Le Mexique interdit la fracturation hydraulique dans un bassin de schiste clé Par Julianne Geiger de OilPrice.com Le Mexique a exclu la fracturation hydraulique dans un bassin de schiste clé, traçant une ligne à travers une zone riche en ressources alors même que le pays cherche des moyens de réduire sa dépendance à l'égard des États-Unis…
Le Mexique a exclu la fracturation hydraulique dans un bassin de schiste clé, traçant une ligne à travers une zone riche en ressources alors même que le pays cherche des moyens de réduire sa dépendance à l’égard du gaz naturel américain.

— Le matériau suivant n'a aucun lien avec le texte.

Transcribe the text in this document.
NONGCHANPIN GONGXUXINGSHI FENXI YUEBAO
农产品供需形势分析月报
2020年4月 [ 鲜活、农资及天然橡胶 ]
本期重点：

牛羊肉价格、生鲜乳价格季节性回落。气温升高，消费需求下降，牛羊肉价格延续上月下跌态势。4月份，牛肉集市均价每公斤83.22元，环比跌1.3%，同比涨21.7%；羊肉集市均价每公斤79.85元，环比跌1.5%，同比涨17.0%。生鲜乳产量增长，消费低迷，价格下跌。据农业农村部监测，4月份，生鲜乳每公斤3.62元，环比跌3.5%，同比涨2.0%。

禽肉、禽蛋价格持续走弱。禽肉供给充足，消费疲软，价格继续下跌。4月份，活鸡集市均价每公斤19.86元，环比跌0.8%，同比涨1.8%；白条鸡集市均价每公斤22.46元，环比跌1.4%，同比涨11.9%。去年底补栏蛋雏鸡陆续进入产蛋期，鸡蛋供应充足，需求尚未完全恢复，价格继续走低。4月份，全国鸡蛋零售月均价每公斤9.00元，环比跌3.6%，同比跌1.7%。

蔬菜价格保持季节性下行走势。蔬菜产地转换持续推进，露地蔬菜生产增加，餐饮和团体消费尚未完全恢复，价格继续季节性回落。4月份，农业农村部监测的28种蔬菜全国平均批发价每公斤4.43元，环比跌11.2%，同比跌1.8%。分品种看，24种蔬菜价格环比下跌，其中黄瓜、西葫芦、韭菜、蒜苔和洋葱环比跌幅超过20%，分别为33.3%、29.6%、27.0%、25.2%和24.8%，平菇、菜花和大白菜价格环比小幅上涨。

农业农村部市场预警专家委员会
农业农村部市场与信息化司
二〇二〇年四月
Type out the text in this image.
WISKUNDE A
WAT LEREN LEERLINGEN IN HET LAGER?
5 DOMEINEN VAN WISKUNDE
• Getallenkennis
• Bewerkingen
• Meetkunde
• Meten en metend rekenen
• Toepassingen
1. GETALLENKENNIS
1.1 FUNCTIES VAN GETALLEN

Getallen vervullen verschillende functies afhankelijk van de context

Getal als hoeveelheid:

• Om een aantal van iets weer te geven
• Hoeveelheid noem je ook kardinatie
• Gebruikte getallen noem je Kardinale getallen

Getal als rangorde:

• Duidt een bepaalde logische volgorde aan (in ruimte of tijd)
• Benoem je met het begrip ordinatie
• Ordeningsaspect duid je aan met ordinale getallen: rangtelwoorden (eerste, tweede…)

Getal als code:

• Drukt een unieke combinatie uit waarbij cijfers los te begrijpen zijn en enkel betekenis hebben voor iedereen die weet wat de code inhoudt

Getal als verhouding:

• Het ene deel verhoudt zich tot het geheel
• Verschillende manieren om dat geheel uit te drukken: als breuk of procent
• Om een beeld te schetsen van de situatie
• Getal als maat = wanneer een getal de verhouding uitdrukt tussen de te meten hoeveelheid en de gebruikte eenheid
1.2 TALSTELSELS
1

La présidente Claudia Sheinbaum a déclaré que la fracturation hydraulique ne serait pas autorisée dans le bassin de Tampico-Misantla, sous Veracruz et Tamaulipas. Le gouvernement a cité la densité de population, les communautés autochtones et les réserves d’eau douce du bassin.
Sheinbaum a ordonné à un groupe d’examiner si le gaz non conventionnel pourrait contribuer à réduire les importations en provenance des États-Unis. Le Mexique achète plus de 6,5 milliards de pieds cubes par jour de gazoduc à son voisin du nord, couvrant environ 75 % de la demande intérieure.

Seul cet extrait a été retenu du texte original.